Corporate Culture Under Strain, Part I

Compliance officers, we need to talk about corporate culture. It’s been going through some stuff lately,  that stuff could have big implications for the compliance programs you so desperately want people to take seriously.

First is the push to bring employees back into the office once and for all — full time, five days a week, and if you don’t like it you can just keep quiet. How are compliance officers supposed to encourage a speakup culture when management treats employees like that? 

One example of this tension is JPMorgan Chase. Earlier this month the bank told employees (all 300,000 of them) that they would need to go back into the office full-time starting March 1. Lots of employees weren’t thrilled at that prospect of longer commutes, higher childcare costs, and the like, so when management posted its new policy to the company’s internal website, they spoke up to complain. In response, JPMorgan turned off the comment capability on that posted policy.

I’m fascinated by this one-act drama of speakup turned to silence, because it brings so many of the challenges and nuance for a strong corporate culture into sharp relief. Like, aren’t employees supposed to speak up? Yes, compliance officers have been hearing — and hammering home — that message for years. On the other hand, do we really want employees speaking all the time about everything? Because that sounds like a recipe for endless noise. 

That’s the tightrope that senior management is forcing compliance officers to walk right now as companies barrel forward with new directives that reshape corporate culture so profoundly. 

The Delicate Art of Speakup Culture

Let’s start with the basics. Ethics and compliance officers want to foster a speakup culture — but you want employees to feel comfortable speaking up about what, exactly? That’s our first question. 

Well, that’s easy. You want employees to feel comfortable speaking up about their suspicions of corporate misconduct, regardless of whether those suspicions are accurate or not (figuring out that part is your job) or what those suspicions specifically are (legal violations, policy violations, or somebody’s poor personal behavior). You simply want a corporate culture where if they see something, they say something. 

So in that narrow sense, a compliance officer might look at an unpopular return-to-office policy and say, “Not my problem.” Ordering employees to work in the office is not illegal. It’s not misconduct. A compliance officer’s interest is employees speaking up about misconduct they see, which is not the same as speaking up about workplace conditions they dislike.

Now comes the tricky part: how do you separate issues that are clearly in the ethics and compliance realm, such as an FCPA violation or accounting fraud; from more general management issues such as return to the office? And even if you could disentangle them, is that even a wise idea? 

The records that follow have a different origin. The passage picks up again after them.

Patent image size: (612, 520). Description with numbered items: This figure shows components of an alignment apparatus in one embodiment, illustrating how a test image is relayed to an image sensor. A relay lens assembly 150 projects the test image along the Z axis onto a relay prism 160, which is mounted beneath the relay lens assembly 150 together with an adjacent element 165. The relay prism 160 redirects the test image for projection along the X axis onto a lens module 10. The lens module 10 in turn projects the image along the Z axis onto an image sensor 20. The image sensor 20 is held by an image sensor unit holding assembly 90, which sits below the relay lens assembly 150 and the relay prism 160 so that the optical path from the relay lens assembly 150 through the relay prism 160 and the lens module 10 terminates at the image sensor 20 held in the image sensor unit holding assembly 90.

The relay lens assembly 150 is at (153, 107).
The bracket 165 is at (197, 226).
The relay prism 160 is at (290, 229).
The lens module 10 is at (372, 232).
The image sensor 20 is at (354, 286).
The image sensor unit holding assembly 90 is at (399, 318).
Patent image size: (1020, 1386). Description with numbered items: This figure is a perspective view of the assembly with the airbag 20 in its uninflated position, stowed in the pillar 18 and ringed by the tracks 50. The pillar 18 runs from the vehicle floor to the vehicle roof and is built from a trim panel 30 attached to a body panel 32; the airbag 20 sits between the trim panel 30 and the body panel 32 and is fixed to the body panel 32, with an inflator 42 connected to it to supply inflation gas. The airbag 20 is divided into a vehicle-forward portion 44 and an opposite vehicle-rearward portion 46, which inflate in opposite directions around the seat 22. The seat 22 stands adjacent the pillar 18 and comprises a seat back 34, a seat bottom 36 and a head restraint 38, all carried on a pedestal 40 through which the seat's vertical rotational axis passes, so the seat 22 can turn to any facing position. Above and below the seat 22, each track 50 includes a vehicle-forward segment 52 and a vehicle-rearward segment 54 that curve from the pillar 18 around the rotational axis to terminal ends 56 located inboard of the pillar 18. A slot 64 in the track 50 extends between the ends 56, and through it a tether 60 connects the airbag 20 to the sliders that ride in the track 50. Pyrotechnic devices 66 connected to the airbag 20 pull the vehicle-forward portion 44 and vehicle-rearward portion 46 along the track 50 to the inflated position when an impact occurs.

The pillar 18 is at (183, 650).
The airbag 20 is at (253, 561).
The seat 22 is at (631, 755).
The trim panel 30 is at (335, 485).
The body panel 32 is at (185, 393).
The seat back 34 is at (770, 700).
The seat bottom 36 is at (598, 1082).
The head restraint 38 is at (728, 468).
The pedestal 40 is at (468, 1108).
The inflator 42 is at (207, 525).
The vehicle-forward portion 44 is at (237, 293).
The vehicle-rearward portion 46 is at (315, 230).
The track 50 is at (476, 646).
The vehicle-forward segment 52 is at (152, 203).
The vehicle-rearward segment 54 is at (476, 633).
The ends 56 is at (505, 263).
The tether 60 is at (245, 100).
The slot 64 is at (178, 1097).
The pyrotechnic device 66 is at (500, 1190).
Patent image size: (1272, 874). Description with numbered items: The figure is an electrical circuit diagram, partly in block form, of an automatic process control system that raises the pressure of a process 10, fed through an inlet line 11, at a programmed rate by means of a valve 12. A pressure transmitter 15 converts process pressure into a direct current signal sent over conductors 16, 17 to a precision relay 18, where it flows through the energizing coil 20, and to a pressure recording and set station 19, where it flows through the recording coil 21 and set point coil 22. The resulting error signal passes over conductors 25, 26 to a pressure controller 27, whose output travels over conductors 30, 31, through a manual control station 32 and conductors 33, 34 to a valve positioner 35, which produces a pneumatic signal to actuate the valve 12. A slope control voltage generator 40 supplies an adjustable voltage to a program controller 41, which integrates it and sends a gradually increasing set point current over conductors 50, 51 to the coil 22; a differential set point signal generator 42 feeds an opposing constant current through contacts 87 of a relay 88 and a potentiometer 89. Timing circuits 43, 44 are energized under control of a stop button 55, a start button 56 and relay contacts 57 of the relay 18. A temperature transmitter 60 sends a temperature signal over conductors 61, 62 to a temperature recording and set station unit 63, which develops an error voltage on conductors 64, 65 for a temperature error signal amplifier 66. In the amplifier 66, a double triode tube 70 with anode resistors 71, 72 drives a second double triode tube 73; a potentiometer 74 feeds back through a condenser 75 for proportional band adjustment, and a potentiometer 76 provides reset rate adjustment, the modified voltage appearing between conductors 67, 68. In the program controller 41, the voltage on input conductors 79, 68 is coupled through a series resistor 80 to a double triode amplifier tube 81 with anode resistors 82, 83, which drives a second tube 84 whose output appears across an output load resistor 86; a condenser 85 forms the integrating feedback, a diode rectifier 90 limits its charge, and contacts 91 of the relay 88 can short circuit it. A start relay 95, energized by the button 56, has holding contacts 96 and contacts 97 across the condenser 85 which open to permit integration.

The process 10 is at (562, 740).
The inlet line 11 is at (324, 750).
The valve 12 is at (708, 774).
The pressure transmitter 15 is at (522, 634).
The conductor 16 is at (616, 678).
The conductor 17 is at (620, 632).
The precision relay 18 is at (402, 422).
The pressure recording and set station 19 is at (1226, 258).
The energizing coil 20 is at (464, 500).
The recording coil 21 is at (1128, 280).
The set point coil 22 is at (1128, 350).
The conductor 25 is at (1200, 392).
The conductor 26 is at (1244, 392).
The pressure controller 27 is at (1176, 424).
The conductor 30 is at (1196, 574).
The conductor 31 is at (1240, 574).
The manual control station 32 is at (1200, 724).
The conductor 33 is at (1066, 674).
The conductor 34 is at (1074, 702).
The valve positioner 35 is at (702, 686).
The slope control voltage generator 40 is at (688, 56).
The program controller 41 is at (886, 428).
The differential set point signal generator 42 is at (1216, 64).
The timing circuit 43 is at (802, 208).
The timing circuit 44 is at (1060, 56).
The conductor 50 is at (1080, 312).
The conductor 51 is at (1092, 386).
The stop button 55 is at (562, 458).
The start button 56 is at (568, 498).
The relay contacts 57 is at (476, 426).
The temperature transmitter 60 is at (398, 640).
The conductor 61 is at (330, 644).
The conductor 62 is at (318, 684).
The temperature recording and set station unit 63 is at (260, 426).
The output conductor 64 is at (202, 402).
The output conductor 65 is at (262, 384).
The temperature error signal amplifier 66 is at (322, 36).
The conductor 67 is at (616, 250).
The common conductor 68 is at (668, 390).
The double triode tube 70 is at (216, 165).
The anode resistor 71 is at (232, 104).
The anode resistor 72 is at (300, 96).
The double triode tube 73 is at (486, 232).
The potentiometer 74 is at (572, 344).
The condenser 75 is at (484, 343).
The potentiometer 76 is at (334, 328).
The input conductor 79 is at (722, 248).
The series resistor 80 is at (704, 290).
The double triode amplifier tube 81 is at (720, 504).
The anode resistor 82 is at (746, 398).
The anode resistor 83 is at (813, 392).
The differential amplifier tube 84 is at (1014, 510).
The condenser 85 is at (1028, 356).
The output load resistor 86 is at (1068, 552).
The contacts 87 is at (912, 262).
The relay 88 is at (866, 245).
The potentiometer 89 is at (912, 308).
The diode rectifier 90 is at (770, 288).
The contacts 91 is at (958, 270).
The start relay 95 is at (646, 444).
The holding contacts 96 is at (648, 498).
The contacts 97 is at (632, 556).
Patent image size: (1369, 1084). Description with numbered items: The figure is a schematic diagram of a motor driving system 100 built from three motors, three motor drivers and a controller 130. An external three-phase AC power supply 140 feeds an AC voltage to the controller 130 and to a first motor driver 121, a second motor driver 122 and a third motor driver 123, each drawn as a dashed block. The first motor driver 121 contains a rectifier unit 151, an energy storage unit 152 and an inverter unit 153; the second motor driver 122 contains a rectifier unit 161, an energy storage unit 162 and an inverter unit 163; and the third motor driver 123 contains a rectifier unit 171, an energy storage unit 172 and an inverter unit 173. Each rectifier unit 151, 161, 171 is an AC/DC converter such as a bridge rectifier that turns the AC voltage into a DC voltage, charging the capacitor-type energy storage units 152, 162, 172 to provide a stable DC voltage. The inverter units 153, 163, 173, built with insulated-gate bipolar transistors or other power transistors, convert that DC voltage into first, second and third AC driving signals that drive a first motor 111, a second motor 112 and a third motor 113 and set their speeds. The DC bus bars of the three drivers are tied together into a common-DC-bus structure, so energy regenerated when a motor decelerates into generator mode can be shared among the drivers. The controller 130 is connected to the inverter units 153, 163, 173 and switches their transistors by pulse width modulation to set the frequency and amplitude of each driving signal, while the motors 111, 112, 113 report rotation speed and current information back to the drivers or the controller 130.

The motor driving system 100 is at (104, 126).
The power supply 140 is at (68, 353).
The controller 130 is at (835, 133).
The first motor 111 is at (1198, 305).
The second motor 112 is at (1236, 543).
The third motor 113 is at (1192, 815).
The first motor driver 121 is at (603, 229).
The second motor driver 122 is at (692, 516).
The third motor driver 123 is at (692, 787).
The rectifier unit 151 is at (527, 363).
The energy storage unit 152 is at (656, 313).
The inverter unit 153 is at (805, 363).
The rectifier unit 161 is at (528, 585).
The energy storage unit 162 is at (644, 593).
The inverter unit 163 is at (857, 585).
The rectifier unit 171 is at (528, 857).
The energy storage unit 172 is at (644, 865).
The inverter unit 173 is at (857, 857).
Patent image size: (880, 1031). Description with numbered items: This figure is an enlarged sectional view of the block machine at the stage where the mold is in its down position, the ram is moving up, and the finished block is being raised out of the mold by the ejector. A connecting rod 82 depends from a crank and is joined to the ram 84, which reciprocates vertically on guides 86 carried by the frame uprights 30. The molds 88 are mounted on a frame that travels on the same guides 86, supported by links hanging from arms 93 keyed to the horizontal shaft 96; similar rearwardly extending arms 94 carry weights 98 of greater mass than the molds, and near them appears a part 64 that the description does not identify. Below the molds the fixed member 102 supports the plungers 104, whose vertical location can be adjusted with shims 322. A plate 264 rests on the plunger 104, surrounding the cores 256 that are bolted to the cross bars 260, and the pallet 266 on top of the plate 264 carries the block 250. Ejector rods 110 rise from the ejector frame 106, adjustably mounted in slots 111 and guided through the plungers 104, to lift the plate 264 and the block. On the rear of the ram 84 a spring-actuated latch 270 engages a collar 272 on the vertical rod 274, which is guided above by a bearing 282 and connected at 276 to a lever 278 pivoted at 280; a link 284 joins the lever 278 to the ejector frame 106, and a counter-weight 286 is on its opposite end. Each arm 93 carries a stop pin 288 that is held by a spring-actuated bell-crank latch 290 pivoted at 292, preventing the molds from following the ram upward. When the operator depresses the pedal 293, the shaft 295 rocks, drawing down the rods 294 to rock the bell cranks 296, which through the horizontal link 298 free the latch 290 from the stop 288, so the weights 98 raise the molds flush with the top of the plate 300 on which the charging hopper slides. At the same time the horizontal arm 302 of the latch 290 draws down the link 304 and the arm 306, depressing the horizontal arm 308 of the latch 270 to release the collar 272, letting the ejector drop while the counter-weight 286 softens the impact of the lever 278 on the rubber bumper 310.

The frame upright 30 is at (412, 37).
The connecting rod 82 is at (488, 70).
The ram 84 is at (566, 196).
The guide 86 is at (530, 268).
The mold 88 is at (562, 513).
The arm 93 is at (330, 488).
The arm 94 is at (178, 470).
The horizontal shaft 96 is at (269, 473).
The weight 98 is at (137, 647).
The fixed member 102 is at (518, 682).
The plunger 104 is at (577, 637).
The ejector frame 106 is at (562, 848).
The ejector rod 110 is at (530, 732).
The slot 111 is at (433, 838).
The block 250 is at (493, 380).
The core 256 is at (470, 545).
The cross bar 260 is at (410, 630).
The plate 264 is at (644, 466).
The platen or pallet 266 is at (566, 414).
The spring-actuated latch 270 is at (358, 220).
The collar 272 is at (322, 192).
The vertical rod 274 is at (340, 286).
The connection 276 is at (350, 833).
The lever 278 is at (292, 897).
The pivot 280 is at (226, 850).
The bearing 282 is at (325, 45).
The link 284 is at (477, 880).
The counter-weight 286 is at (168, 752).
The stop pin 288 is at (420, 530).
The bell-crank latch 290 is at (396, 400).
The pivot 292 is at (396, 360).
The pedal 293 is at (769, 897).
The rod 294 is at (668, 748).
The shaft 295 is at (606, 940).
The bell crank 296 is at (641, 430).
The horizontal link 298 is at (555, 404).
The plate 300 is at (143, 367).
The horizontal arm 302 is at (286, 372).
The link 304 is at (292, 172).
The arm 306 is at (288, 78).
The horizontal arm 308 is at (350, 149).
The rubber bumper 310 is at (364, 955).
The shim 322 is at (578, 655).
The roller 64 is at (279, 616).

That’s the part of JPMorgan’s return-to-office drama that gives me pause. I understand why management might want to stifle unhappy employees speaking up about the policy. Management already knew its policy change would spark dismay, and quantifying that dismay by letting comments pile up on the message board wouldn’t tell senior management anything it didn’t already know. They were still going to push this policy through to completion, no matter what.

On the other hand, the new return-to-office policy, and management’s disinterest in hearing feedback about it — what message does that convey to employees about what management thinks of them? That’s easy, too: it conveys the message that management isn’t interested in hearing employees’ complaints. 

 

So is a draconian return-to-office policy an ethics and compliance issue? No, it’s not. But such policy, and how you handle complaints about it, is a corporate culture issue, and therefore has an effect on the ethics and compliance culture you want to achieve. 

That is, draconian, take-it-or-leave-it policy pronouncements drive employees to think, “The company doesn’t care about me.” They feel a lack of respect, and a lack of trust. 

When that same company then turns around and says, “But please, do tell us about misconduct you see, we want to be an ethical organization and you’re vital to the success of that objective” — I mean, would you believe that either? 

Always Back to Listening

We’ve written before in these pages about the importance of listening to employees, but we mostly discussed that idea through the lens of a compliance program: the need for a responsive hotline, for intensive training of managers, for communications that show employees management listens to whistleblower reports, and so forth.

Those “mechanical” issues are all important, to be sure; but they’re not the same as what we’re discussing here today. A truly strong, successful corporate culture — one where employees truly do feel like they belong to something bigger, so they want to speak up about issues because they’re protecting that larger thing — is one based on respect. When employees truly feel and believe, “Management respects me and my concerns,” that’s when they want to speak up about misconduct. 

Well, you can’t truly listen to an employee unless you respect them; unless you take stock of who they are and how they feel, and acknowledge their concerns as valid. It’s not an easy thing to do, especially at corporate scale, but that’s the key to a successful corporate culture.